We at the Midwest AIDS Prevention Project (MAPP) have advocated for many years for more discussion and debate on this topic that can so profoundly impact a community and its health. Whatever one’s position may be on bathhouses, most will agree that it is better to shine a light on the topic rather than bury it in the closet.

Writer Nate Cavalieri is obviously a courageous and intelligent reporter. Too few members of his profession are willing to take the risks and expend the energy for such a story. I only wish that I had had the opportunity to talk with him.

MAPP has a 15-year history in Michigan designing innovative and award-wining campaigns and projects to provide hard to reach at-risk populations with evidence-based prevention programs. We have a hard-working, dedicated and professional staff that will go almost anywhere at any time to reach the people most in need. It is not an easy task.
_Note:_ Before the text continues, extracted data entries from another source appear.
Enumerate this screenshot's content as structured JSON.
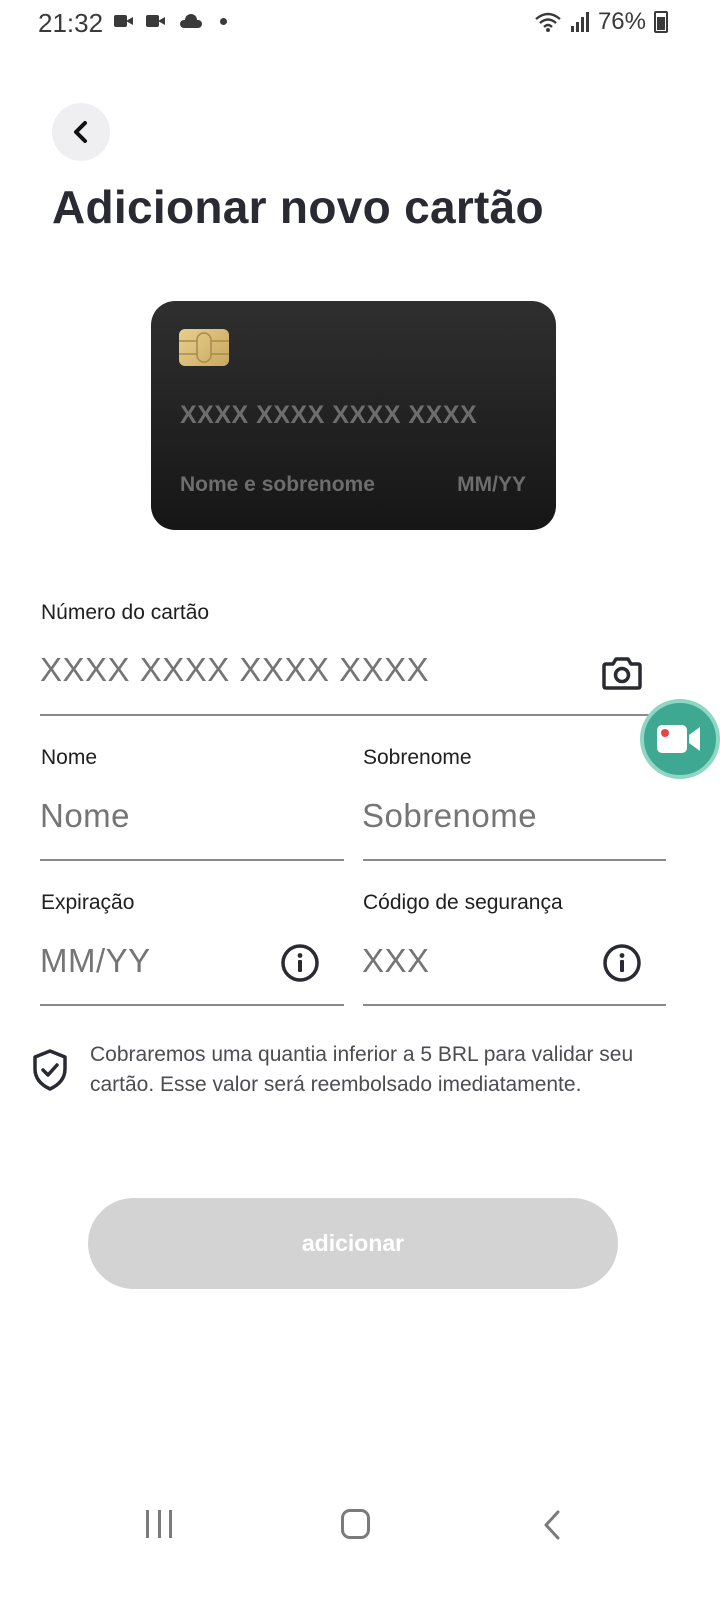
{
  "status_bar": {
    "time": "21:32",
    "battery": "76%",
    "icons": [
      "video-icon",
      "video-icon",
      "cloud-icon",
      "dot-icon",
      "wifi-icon",
      "signal-icon",
      "battery-icon"
    ]
  },
  "header": {
    "title": "Adicionar novo cartão"
  },
  "card_preview": {
    "number": "XXXX XXXX XXXX XXXX",
    "name": "Nome e sobrenome",
    "expiry": "MM/YY"
  },
  "form": {
    "card_number": {
      "label": "Número do cartão",
      "placeholder": "XXXX XXXX XXXX XXXX",
      "value": ""
    },
    "first_name": {
      "label": "Nome",
      "placeholder": "Nome",
      "value": ""
    },
    "last_name": {
      "label": "Sobrenome",
      "placeholder": "Sobrenome",
      "value": ""
    },
    "expiry": {
      "label": "Expiração",
      "placeholder": "MM/YY",
      "value": ""
    },
    "security_code": {
      "label": "Código de segurança",
      "placeholder": "XXX",
      "value": ""
    }
  },
  "notice": {
    "text": "Cobraremos uma quantia inferior a 5 BRL para validar seu cartão. Esse valor será reembolsado imediatamente."
  },
  "actions": {
    "add_label": "adicionar"
  },
  "colors": {
    "title": "#2a2a33",
    "card_bg": "#1c1c1c",
    "chip": "#d9bd78",
    "fab": "#3fa892",
    "button_disabled": "#d3d3d3"
  }
}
Our history with the TNT bathhouse has indeed been rocky for many years. While there is now, finally, outreach occurring there, it has taken years of prodding, cajoling and pressure to get the club to finally understand the importance of prevention education, harm reduction and health promotion.

While MAPP staff have been told in no uncertain terms that we are not welcome at the TNT, we are pleased that work is now being conducted there. Indeed, at a statewide meeting of health officials and AIDS community organizations in February of this year, we asked that other agencies take on that particular venue. It is through our close collaboration with county, state, and Detroit health departments, as well as ACCESS, that materials and testing are now available at the TNT.
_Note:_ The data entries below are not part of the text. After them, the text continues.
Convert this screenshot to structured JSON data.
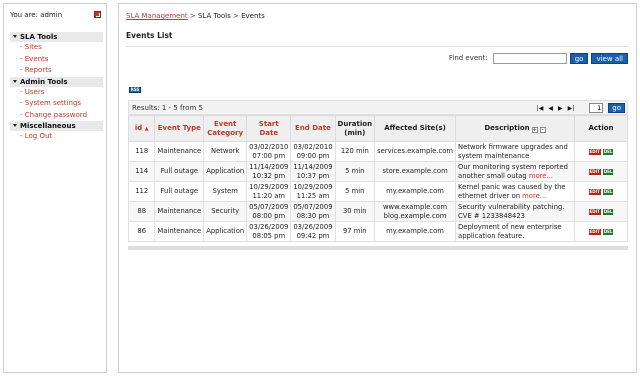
{
  "sidebar": {
    "user_label": "You are: admin",
    "groups": [
      {
        "label": "SLA Tools",
        "items": [
          "- Sites",
          "- Events",
          "- Reports"
        ]
      },
      {
        "label": "Admin Tools",
        "items": [
          "- Users",
          "- System settings",
          "- Change password"
        ]
      },
      {
        "label": "Miscellaneous",
        "items": [
          "- Log Out"
        ]
      }
    ]
  },
  "breadcrumb": {
    "item1": "SLA Management",
    "sep": ">",
    "item2": "SLA Tools",
    "item3": "Events"
  },
  "page_title": "Events List",
  "find": {
    "label": "Find event:",
    "value": "",
    "go_label": "go",
    "view_all_label": "view all"
  },
  "rss_label": "RSS",
  "results": {
    "text": "Results: 1 - 5 from 5",
    "first_glyph": "|◀",
    "prev_glyph": "◀",
    "next_glyph": "▶",
    "last_glyph": "▶|",
    "page_value": "1",
    "go_label": "go"
  },
  "table": {
    "headers": {
      "id": "id",
      "sort_glyph": "▲",
      "event_type": "Event Type",
      "event_category": "Event Category",
      "start_date": "Start Date",
      "end_date": "End Date",
      "duration": "Duration (min)",
      "affected": "Affected Site(s)",
      "description": "Description",
      "action": "Action"
    },
    "edit_label": "EDIT",
    "del_label": "DEL",
    "rows": [
      {
        "id": "118",
        "type": "Maintenance",
        "category": "Network",
        "start": "03/02/2010 07:00 pm",
        "end": "03/02/2010 09:00 pm",
        "duration": "120 min",
        "affected": "services.example.com",
        "description": "Network firmware upgrades and system maintenance",
        "more": ""
      },
      {
        "id": "114",
        "type": "Full outage",
        "category": "Application",
        "start": "11/14/2009 10:32 pm",
        "end": "11/14/2009 10:37 pm",
        "duration": "5 min",
        "affected": "store.example.com",
        "description": "Our monitoring system reported another small outag",
        "more": "more..."
      },
      {
        "id": "112",
        "type": "Full outage",
        "category": "System",
        "start": "10/29/2009 11:20 am",
        "end": "10/29/2009 11:25 am",
        "duration": "5 min",
        "affected": "my.example.com",
        "description": "Kernel panic was caused by the ethernet driver on",
        "more": "more..."
      },
      {
        "id": "88",
        "type": "Maintenance",
        "category": "Security",
        "start": "05/07/2009 08:00 pm",
        "end": "05/07/2009 08:30 pm",
        "duration": "30 min",
        "affected": "www.example.com blog.example.com",
        "description": "Security vulnerability patching. CVE # 1233848423",
        "more": ""
      },
      {
        "id": "86",
        "type": "Maintenance",
        "category": "Application",
        "start": "03/26/2009 08:05 pm",
        "end": "03/26/2009 09:42 pm",
        "duration": "97 min",
        "affected": "my.example.com",
        "description": "Deployment of new enterprise application feature.",
        "more": ""
      }
    ]
  }
}
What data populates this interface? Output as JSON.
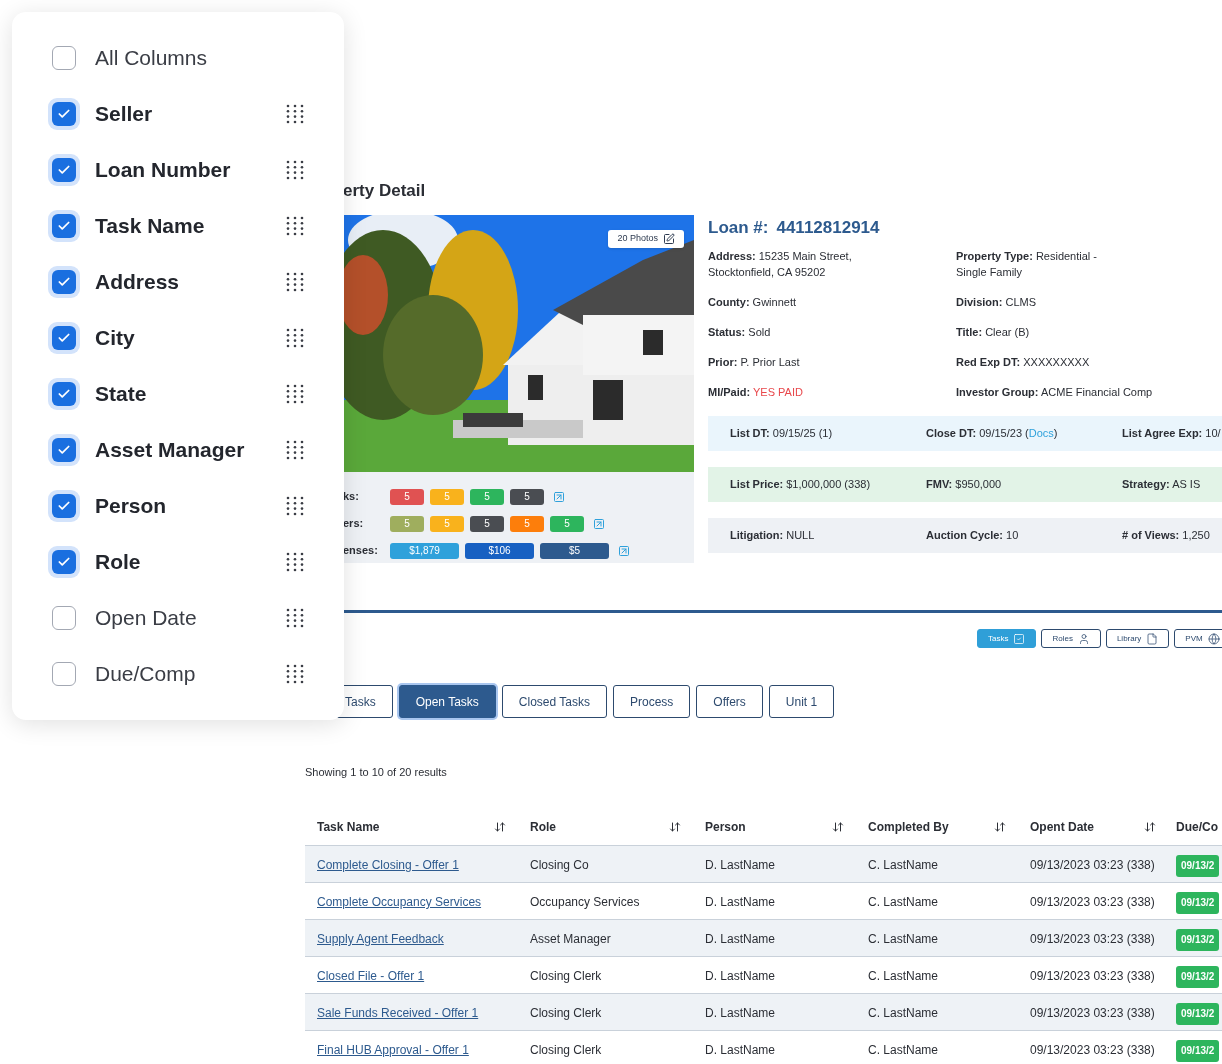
{
  "column_menu": {
    "items": [
      {
        "label": "All Columns",
        "checked": false,
        "draggable": false
      },
      {
        "label": "Seller",
        "checked": true,
        "draggable": true
      },
      {
        "label": "Loan Number",
        "checked": true,
        "draggable": true
      },
      {
        "label": "Task Name",
        "checked": true,
        "draggable": true
      },
      {
        "label": "Address",
        "checked": true,
        "draggable": true
      },
      {
        "label": "City",
        "checked": true,
        "draggable": true
      },
      {
        "label": "State",
        "checked": true,
        "draggable": true
      },
      {
        "label": "Asset Manager",
        "checked": true,
        "draggable": true
      },
      {
        "label": "Person",
        "checked": true,
        "draggable": true
      },
      {
        "label": "Role",
        "checked": true,
        "draggable": true
      },
      {
        "label": "Open Date",
        "checked": false,
        "draggable": true
      },
      {
        "label": "Due/Comp",
        "checked": false,
        "draggable": true
      }
    ]
  },
  "heading": "erty Detail",
  "photos_button": "20 Photos",
  "stats": [
    {
      "label": "ks:",
      "kind": "count",
      "badges": [
        {
          "text": "5",
          "color": "#e05252"
        },
        {
          "text": "5",
          "color": "#f9b21c"
        },
        {
          "text": "5",
          "color": "#2db55d"
        },
        {
          "text": "5",
          "color": "#4a4d52"
        }
      ]
    },
    {
      "label": "ers:",
      "kind": "count",
      "badges": [
        {
          "text": "5",
          "color": "#9fae5e"
        },
        {
          "text": "5",
          "color": "#f9b21c"
        },
        {
          "text": "5",
          "color": "#4a4d52"
        },
        {
          "text": "5",
          "color": "#fd7e0b"
        },
        {
          "text": "5",
          "color": "#2db55d"
        }
      ]
    },
    {
      "label": "enses:",
      "kind": "amount",
      "badges": [
        {
          "text": "$1,879",
          "color": "#2fa1db"
        },
        {
          "text": "$106",
          "color": "#1760c2"
        },
        {
          "text": "$5",
          "color": "#2d5a8e"
        }
      ]
    }
  ],
  "loan": {
    "label": "Loan #:",
    "number": "44112812914"
  },
  "details": [
    {
      "label": "Address:",
      "value": "15235 Main Street, Stocktonfield, CA 95202",
      "highlight": false
    },
    {
      "label": "Property Type:",
      "value": "Residential - Single Family",
      "highlight": false
    },
    {
      "label": "County:",
      "value": "Gwinnett",
      "highlight": false
    },
    {
      "label": "Division:",
      "value": "CLMS",
      "highlight": false
    },
    {
      "label": "Status:",
      "value": "Sold",
      "highlight": false
    },
    {
      "label": "Title:",
      "value": "Clear  (B)",
      "highlight": false
    },
    {
      "label": "Prior:",
      "value": "P. Prior Last",
      "highlight": false
    },
    {
      "label": "Red Exp DT:",
      "value": "XXXXXXXXX",
      "highlight": false
    },
    {
      "label": "MI/Paid:",
      "value": "YES PAID",
      "highlight": true
    },
    {
      "label": "Investor Group:",
      "value": "ACME Financial Comp",
      "highlight": false
    }
  ],
  "bands": [
    {
      "kind": "info",
      "fields": [
        {
          "label": "List DT:",
          "value": "09/15/25 (1)"
        },
        {
          "label": "Close DT:",
          "value": "09/15/23  (",
          "link": "Docs",
          "suffix": ")"
        },
        {
          "label": "List Agree Exp:",
          "value": "10/"
        }
      ]
    },
    {
      "kind": "price",
      "fields": [
        {
          "label": "List Price:",
          "value": "$1,000,000 (338)"
        },
        {
          "label": "FMV:",
          "value": "$950,000"
        },
        {
          "label": "Strategy:",
          "value": "AS IS"
        }
      ]
    },
    {
      "kind": "neutral",
      "fields": [
        {
          "label": "Litigation:",
          "value": "NULL"
        },
        {
          "label": "Auction Cycle:",
          "value": "10"
        },
        {
          "label": "# of Views:",
          "value": "1,250"
        }
      ]
    }
  ],
  "tools": [
    {
      "label": "Tasks",
      "kind": "tasks",
      "selected": true
    },
    {
      "label": "Roles",
      "kind": "roles",
      "selected": false
    },
    {
      "label": "Library",
      "kind": "library",
      "selected": false
    },
    {
      "label": "PVM",
      "kind": "pvm",
      "selected": false
    }
  ],
  "tabs": [
    {
      "label": "Tasks",
      "selected": false
    },
    {
      "label": "Open Tasks",
      "selected": true
    },
    {
      "label": "Closed Tasks",
      "selected": false
    },
    {
      "label": "Process",
      "selected": false
    },
    {
      "label": "Offers",
      "selected": false
    },
    {
      "label": "Unit 1",
      "selected": false
    }
  ],
  "results_text": "Showing 1 to 10 of 20 results",
  "table": {
    "columns": [
      {
        "label": "Task Name",
        "sortable": true
      },
      {
        "label": "Role",
        "sortable": true
      },
      {
        "label": "Person",
        "sortable": true
      },
      {
        "label": "Completed By",
        "sortable": true
      },
      {
        "label": "Opent Date",
        "sortable": true
      },
      {
        "label": "Due/Co"
      }
    ],
    "rows": [
      {
        "task": "Complete Closing - Offer 1",
        "role": "Closing Co",
        "person": "D. LastName",
        "completed_by": "C. LastName",
        "open_date": "09/13/2023 03:23 (338)",
        "due": "09/13/2"
      },
      {
        "task": "Complete Occupancy Services",
        "role": "Occupancy Services",
        "person": "D. LastName",
        "completed_by": "C. LastName",
        "open_date": "09/13/2023 03:23 (338)",
        "due": "09/13/2"
      },
      {
        "task": "Supply Agent Feedback",
        "role": "Asset Manager",
        "person": "D. LastName",
        "completed_by": "C. LastName",
        "open_date": "09/13/2023 03:23 (338)",
        "due": "09/13/2"
      },
      {
        "task": "Closed File - Offer 1",
        "role": "Closing Clerk",
        "person": "D. LastName",
        "completed_by": "C. LastName",
        "open_date": "09/13/2023 03:23 (338)",
        "due": "09/13/2"
      },
      {
        "task": "Sale Funds Received - Offer 1",
        "role": "Closing Clerk",
        "person": "D. LastName",
        "completed_by": "C. LastName",
        "open_date": "09/13/2023 03:23 (338)",
        "due": "09/13/2"
      },
      {
        "task": "Final HUB Approval - Offer 1",
        "role": "Closing Clerk",
        "person": "D. LastName",
        "completed_by": "C. LastName",
        "open_date": "09/13/2023 03:23 (338)",
        "due": "09/13/2"
      }
    ]
  }
}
Our position at MAPP is that while particular behavior choices rest with each individual, we do strongly believe that business leaders must show responsibility and concern for their customers. Indeed, there is every reason that a bathhouse, in its own interests, should provide health information, STD testing and free condoms.

Had I been reached for comment, I would have praised the TNT for its newfound interest in the health and well-being of its patrons. We have had an effective and solid relationship with the Body Zone, Detroit’s other bathhouse, for many years. Let’s keep the dialogue going on the merits or morals of bathhouse policies, but more important, let’s keep the education and awareness campaigns going throughout all venues in our community, including the TNT. —Craig Covey, CEO, Midwest AIDS Prevention Project, Ferndale

Why Dean can win

For Jack Lessenberry to call supporters of Sen. John Kerry “realists” while dismissing supporters of Vermont Gov. Howard Dean as “idealists” is just to recycle so-called “conventional wisdom” that history does not support (“Whose flag shall we fly?” Metro Times, July 9-16). Time and again, the American people have expressed a preference for sending governors with track records to the White House. Governors engage in the “presidential” functions of setting priorities and shaping the agenda. As Governor, Dr. Dean also balanced 12 budgets and expanded health care for citizens, which explains why Vermont voters re-elected him five times by comfortable margins.
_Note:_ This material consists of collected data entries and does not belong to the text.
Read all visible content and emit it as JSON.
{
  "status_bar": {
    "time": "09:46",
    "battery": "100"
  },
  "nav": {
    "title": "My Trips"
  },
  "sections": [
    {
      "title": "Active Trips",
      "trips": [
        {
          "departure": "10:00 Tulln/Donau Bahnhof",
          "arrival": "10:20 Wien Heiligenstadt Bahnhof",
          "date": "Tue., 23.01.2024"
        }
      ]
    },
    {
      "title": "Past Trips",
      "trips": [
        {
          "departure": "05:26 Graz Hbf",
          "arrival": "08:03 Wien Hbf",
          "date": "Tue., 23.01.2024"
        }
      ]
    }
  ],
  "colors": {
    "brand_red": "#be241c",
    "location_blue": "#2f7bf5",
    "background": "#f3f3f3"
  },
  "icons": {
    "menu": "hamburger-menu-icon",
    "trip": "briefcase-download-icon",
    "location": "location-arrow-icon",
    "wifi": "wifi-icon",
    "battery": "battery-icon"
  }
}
Senators, by contrast, are not realists. They are insiders. Afflicted with Beltway Myopia and consumed by the Washington power game, they usually miss the big picture — and they seldom win the keys to the White House. After an election that left Democrats in Washington more politically impotent than they have been in 75 years, it defies common sense to believe that one of them could be an effective standard-bearer for the national party in 2004. These guys couldn’t even provide enough leadership to hold their own in Congress — how are they going to capture enough imaginations to grab the brass ring? —Gates Thomas, [email protected], Brooklyn, N.Y.